Sen. Paul Hornback (Shelbyville, Republican) said that he and Drury were both farmers. He wanted to emphasize that racing and breeding are agriculture.
“I want to impress upon this group that for those of us that are farmers out there, you talked about the hay, the straw, the grain, everything that goes into that,” Hornback said. “We appreciate what you all do and really realize how important that is.”
Also speaking on behalf of the bill were Kelli Pendleton, president/CEO of the Christian County Chamber of Commerce; and attorney Bill Lear, a Keeneland Association trustee.
Representatives of the Family Foundation suggested the legislation was unconstitutional and that money from the machines was largely supporting out-of-state owners of tracks, like publicly held Churchill Downs Inc. They suggested a constitutional amendment is needed to make the games legal.

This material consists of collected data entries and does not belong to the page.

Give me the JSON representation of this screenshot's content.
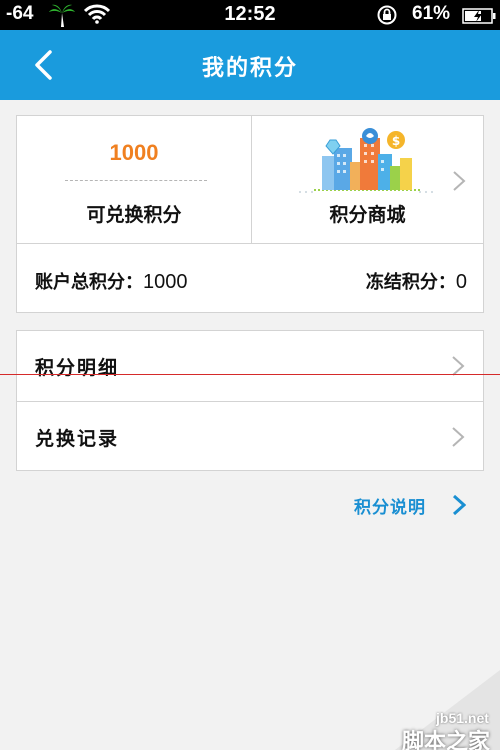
{
  "status_bar": {
    "signal": "-64",
    "time": "12:52",
    "battery_percent": "61%",
    "icons": [
      "palm-tree-icon",
      "wifi-icon",
      "rotation-lock-icon",
      "battery-icon"
    ]
  },
  "nav": {
    "title": "我的积分",
    "back_icon": "chevron-left-icon"
  },
  "points": {
    "redeemable_value": "1000",
    "redeemable_label": "可兑换积分",
    "mall_label": "积分商城",
    "total_label": "账户总积分：",
    "total_value": "1000",
    "frozen_label": "冻结积分：",
    "frozen_value": "0"
  },
  "list": {
    "items": [
      {
        "label": "积分明细"
      },
      {
        "label": "兑换记录"
      }
    ]
  },
  "explain_link": "积分说明",
  "watermark": {
    "domain": "jb51.net",
    "site": "脚本之家"
  },
  "colors": {
    "nav": "#1a9bdd",
    "accent_orange": "#f08020",
    "link_blue": "#1a8fd2",
    "background": "#f2f2f2"
  }
}
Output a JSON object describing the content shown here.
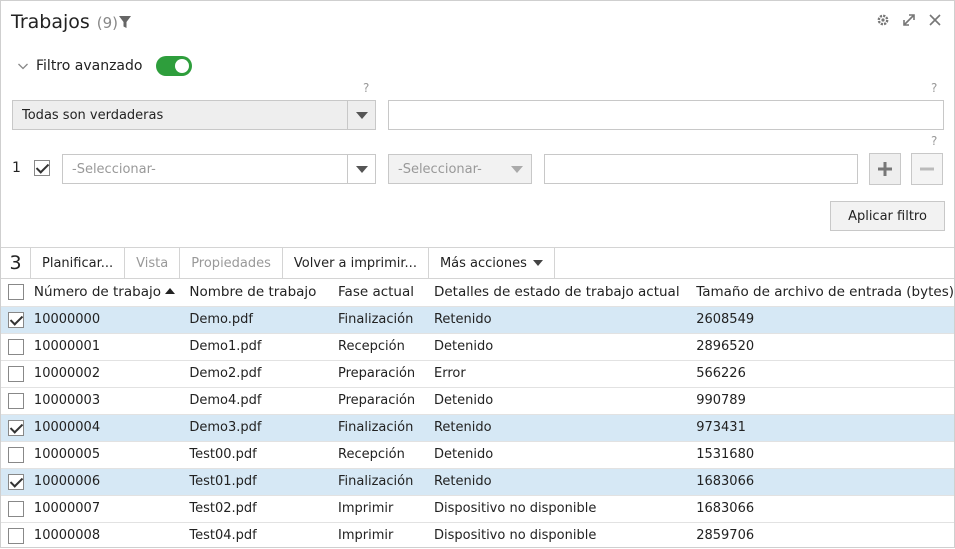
{
  "header": {
    "title": "Trabajos",
    "count": "(9)"
  },
  "filter": {
    "advanced_label": "Filtro avanzado",
    "advanced_enabled": true,
    "help": "?",
    "logic_select": "Todas son verdaderas",
    "row_number": "1",
    "row_checked": true,
    "field_select_placeholder": "-Seleccionar-",
    "operator_select_placeholder": "-Seleccionar-",
    "apply_label": "Aplicar filtro"
  },
  "toolbar": {
    "selected_count": "3",
    "buttons": [
      "Planificar...",
      "Vista",
      "Propiedades",
      "Volver a imprimir...",
      "Más acciones"
    ]
  },
  "table": {
    "columns": [
      "Número de trabajo",
      "Nombre de trabajo",
      "Fase actual",
      "Detalles de estado de trabajo actual",
      "Tamaño de archivo de entrada (bytes)"
    ],
    "rows": [
      {
        "checked": true,
        "num": "10000000",
        "name": "Demo.pdf",
        "phase": "Finalización",
        "status": "Retenido",
        "size": "2608549"
      },
      {
        "checked": false,
        "num": "10000001",
        "name": "Demo1.pdf",
        "phase": "Recepción",
        "status": "Detenido",
        "size": "2896520"
      },
      {
        "checked": false,
        "num": "10000002",
        "name": "Demo2.pdf",
        "phase": "Preparación",
        "status": "Error",
        "size": "566226"
      },
      {
        "checked": false,
        "num": "10000003",
        "name": "Demo4.pdf",
        "phase": "Preparación",
        "status": "Detenido",
        "size": "990789"
      },
      {
        "checked": true,
        "num": "10000004",
        "name": "Demo3.pdf",
        "phase": "Finalización",
        "status": "Retenido",
        "size": "973431"
      },
      {
        "checked": false,
        "num": "10000005",
        "name": "Test00.pdf",
        "phase": "Recepción",
        "status": "Detenido",
        "size": "1531680"
      },
      {
        "checked": true,
        "num": "10000006",
        "name": "Test01.pdf",
        "phase": "Finalización",
        "status": "Retenido",
        "size": "1683066"
      },
      {
        "checked": false,
        "num": "10000007",
        "name": "Test02.pdf",
        "phase": "Imprimir",
        "status": "Dispositivo no disponible",
        "size": "1683066"
      },
      {
        "checked": false,
        "num": "10000008",
        "name": "Test04.pdf",
        "phase": "Imprimir",
        "status": "Dispositivo no disponible",
        "size": "2859706"
      }
    ]
  },
  "colors": {
    "toggle_on": "#2e9e3c",
    "selected_row": "#d6e8f5"
  }
}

But in supporting the bill, Sen. Schickel noted that in its September opinion the Kentucky Supreme Court specifically called on lawmakers to update the pari-mutuel definition to specifically include HHR. He correctly quoted the passage from that decision:
“We acknowledge the importance and significance of this industry to this commonwealth,” the Supreme Court opinion read. “We appreciate the numerable economic pressures that impact it … If a change, however, in the long-accepted definition of pari-mutuel wagering is to be made, that change must be made by the people of this commonwealth through their duly elected legislators, not by an appointed administrative body and not by the judiciary.”

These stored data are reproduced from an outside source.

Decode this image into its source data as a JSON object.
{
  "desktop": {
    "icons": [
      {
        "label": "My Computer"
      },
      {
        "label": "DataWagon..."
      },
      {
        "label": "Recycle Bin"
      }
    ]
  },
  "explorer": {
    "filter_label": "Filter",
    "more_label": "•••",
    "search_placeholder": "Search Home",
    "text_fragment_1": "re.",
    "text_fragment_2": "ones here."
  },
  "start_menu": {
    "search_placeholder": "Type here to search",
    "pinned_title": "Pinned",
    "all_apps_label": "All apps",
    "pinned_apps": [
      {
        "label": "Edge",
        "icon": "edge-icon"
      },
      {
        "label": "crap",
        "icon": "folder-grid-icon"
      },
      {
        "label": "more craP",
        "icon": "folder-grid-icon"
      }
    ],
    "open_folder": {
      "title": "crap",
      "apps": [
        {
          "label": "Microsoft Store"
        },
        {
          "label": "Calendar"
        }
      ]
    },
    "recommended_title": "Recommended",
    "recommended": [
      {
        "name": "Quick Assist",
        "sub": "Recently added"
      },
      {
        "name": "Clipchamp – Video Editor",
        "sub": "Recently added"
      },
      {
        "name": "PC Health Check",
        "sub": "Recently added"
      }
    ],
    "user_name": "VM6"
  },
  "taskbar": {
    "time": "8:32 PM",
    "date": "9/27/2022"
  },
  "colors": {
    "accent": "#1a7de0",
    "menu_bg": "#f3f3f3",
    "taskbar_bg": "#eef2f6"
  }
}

The Kentucky Equine Education Project, which advocates for all horse breeds in Kentucky, applauded the committee’s advancing the bill.
“This is a critical step toward ensuring historical horse racing can continue in our state, just as it has for the last 10 years. Now, we urge our elected officials in the Senate to act swiftly in passing this bill and sending it to their colleagues in the House,” KEEP said in a statement. “SB 120 is solely about maintaining the status quo and preserving the jobs and economic development opportunities that historical horse racing has consistently provided our state. We are continuing to work alongside a broad coalition of organizations and constituents from all parts of the state who understand the importance of keeping HHR in Kentucky.”